Er hatte sich nach Disziplin gesehnt, und da war Tante Polly aufgetaucht, hatte ihn adoptiert und ihn vor sich selbst gerettet. Doch sosehr er sich auch bemüht hatte, es ihr recht zu machen, es war ihm nie wirklich gelungen. Nachdem seine Mutter gestorben war, hatte ihn niemand mehr bedingungslos geliebt.

Sam winkte dem Jungen zu. “Komm mal her.”

Das Kind schüttelte den Kopf. “Auf keinen Fall. Sie sind bestimmt irgend so ein alter Perversling.”

“Ich bin der Weihnachtsmann, mein Junge.”

“Es gibt keinen Weihnachtsmann. Sie sind ein Betrüger. Ich könnte das beweisen, indem ich Ihnen den Bart abreiße.” Blitzschnell sprang der Junge über das Seil auf den Sperrholzschlitten. Sam packte ihn am Handgelenk, bevor er an dem unechten Bart ziehen konnte.

Dann blickte er dem Jungen fest in die Augen. “Ich vermute, der Weihnachtsmann hat dir letztes Jahr nicht viele Geschenke gebracht.”

Der Junge sah überrascht aus. “Es gibt keinen Weihnachtsmann.”

“Da täuschst du dich.”

“Ach ja? Warum habe ich dann letztes Jahr das Fahrrad nicht bekommen, das ich mir gewünscht habe? Und warum hast du meinen Daddy nicht wieder nach Hause gebracht?” Die Stimme des Jungen zitterte ein wenig bei der letzten Frage.

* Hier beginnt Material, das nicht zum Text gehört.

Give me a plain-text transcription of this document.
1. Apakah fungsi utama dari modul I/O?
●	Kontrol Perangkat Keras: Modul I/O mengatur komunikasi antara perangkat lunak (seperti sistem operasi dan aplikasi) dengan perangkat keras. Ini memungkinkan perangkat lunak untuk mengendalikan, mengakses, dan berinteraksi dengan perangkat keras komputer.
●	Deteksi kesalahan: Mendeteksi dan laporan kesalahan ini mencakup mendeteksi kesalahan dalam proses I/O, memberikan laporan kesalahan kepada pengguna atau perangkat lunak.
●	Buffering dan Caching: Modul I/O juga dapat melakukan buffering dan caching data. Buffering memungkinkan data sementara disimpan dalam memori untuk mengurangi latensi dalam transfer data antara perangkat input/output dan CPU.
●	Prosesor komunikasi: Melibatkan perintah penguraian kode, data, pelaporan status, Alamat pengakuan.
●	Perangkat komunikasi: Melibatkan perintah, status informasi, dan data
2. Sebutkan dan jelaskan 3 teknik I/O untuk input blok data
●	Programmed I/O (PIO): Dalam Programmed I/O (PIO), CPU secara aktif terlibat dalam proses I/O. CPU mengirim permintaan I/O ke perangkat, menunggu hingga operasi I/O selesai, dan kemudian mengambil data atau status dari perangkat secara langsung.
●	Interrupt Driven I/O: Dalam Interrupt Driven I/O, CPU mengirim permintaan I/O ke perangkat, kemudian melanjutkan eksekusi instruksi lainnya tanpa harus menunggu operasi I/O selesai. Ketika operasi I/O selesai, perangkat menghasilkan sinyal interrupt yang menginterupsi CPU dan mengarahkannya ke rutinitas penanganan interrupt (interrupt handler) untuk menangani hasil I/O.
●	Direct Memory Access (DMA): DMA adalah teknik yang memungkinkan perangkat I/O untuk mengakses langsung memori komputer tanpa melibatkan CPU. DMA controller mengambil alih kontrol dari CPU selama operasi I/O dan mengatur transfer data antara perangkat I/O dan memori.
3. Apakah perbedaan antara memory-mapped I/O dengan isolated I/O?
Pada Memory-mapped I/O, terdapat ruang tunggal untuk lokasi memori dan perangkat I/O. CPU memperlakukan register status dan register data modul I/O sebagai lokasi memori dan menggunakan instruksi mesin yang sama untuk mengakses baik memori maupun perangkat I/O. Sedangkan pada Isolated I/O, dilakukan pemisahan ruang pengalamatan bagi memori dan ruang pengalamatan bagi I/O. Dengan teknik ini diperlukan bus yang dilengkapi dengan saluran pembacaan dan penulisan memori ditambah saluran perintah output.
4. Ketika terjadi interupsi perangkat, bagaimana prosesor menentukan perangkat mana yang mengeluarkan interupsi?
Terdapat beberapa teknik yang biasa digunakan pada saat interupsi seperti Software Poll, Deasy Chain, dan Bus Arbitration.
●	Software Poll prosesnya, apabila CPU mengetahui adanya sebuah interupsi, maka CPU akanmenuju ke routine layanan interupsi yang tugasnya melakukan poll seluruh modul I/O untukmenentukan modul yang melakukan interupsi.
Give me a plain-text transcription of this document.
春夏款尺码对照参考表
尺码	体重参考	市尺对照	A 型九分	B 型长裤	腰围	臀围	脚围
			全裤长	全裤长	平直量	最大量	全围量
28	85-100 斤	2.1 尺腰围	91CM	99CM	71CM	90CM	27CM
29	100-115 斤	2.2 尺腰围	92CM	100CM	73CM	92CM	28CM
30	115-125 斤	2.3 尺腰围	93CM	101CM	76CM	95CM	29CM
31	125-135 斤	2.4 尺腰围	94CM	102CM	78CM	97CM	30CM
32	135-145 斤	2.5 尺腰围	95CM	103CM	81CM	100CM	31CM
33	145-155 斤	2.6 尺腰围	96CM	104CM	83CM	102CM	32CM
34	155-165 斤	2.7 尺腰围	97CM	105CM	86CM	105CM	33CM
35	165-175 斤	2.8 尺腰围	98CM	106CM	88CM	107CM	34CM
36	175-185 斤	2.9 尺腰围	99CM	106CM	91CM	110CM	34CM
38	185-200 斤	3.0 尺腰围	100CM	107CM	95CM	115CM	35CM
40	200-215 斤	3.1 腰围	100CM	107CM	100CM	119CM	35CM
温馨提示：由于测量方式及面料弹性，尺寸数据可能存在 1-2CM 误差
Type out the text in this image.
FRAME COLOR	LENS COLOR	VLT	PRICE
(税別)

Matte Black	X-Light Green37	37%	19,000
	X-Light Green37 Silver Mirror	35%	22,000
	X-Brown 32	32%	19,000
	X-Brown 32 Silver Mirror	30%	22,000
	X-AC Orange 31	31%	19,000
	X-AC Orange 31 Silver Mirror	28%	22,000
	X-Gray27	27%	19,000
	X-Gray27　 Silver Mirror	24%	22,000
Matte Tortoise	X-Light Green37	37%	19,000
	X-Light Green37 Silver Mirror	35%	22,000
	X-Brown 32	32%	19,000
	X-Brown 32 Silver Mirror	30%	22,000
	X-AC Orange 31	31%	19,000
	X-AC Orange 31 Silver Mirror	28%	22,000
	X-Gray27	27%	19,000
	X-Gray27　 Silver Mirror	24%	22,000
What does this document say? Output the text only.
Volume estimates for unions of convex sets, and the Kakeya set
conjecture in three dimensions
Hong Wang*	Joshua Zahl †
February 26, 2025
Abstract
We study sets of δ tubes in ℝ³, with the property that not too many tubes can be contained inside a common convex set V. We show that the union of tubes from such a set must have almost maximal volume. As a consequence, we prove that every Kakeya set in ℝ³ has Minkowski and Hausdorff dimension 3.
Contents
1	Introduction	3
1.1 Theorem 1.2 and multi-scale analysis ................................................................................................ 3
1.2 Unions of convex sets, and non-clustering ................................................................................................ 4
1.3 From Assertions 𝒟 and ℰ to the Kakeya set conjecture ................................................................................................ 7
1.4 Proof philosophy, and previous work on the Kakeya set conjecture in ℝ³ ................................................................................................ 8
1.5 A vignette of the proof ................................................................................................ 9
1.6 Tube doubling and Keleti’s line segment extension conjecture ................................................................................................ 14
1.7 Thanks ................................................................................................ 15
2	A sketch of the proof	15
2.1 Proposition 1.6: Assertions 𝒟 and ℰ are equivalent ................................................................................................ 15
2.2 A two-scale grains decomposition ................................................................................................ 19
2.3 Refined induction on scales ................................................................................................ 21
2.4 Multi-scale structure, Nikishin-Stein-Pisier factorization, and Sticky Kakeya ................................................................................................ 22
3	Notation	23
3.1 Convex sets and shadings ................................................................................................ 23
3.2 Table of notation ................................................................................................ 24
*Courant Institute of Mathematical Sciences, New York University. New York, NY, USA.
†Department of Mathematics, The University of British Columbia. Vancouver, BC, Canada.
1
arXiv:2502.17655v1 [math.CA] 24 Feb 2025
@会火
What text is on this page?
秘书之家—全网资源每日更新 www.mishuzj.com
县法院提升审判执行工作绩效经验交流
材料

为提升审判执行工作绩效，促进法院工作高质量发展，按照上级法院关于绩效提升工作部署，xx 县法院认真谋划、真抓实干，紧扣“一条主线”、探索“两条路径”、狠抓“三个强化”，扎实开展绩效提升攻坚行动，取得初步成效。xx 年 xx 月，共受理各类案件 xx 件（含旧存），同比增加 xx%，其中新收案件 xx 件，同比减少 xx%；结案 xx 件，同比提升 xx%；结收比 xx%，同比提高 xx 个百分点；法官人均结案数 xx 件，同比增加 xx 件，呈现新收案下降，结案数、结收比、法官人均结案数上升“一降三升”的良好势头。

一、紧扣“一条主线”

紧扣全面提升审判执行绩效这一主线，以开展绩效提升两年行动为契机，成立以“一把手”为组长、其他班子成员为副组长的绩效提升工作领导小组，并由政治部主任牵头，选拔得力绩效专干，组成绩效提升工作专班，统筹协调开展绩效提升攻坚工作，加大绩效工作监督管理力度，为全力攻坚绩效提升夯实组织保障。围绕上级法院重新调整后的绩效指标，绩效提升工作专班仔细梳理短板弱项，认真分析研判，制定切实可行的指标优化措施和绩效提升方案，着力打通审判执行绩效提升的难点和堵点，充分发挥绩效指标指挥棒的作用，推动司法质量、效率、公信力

“Also darum geht es”, murmelte Sam. Er legte dem Jungen einen Arm um die Taille und zog ihn auf seinen Schoß. “Willst du mir davon erzählen?”

Der Junge zog den Kopf ein und zuckte die Achseln. “Da gibt es nichts zu erzählen. Mein Daddy hat mich und meine Mutter verlassen. Er ruft nie an, und er schickt auch keine Geschenke. Meine Mom arbeitet hart, sie putzt die Zimmer in einem Motel, aber da verdient sie nicht viel Geld. Weißt du, was ich letztes Jahr zu Weihnachten bekommen habe? Unterwäsche und Socken. Und dann sind wir in ein Fast-Food-Restaurant essen gegangen.”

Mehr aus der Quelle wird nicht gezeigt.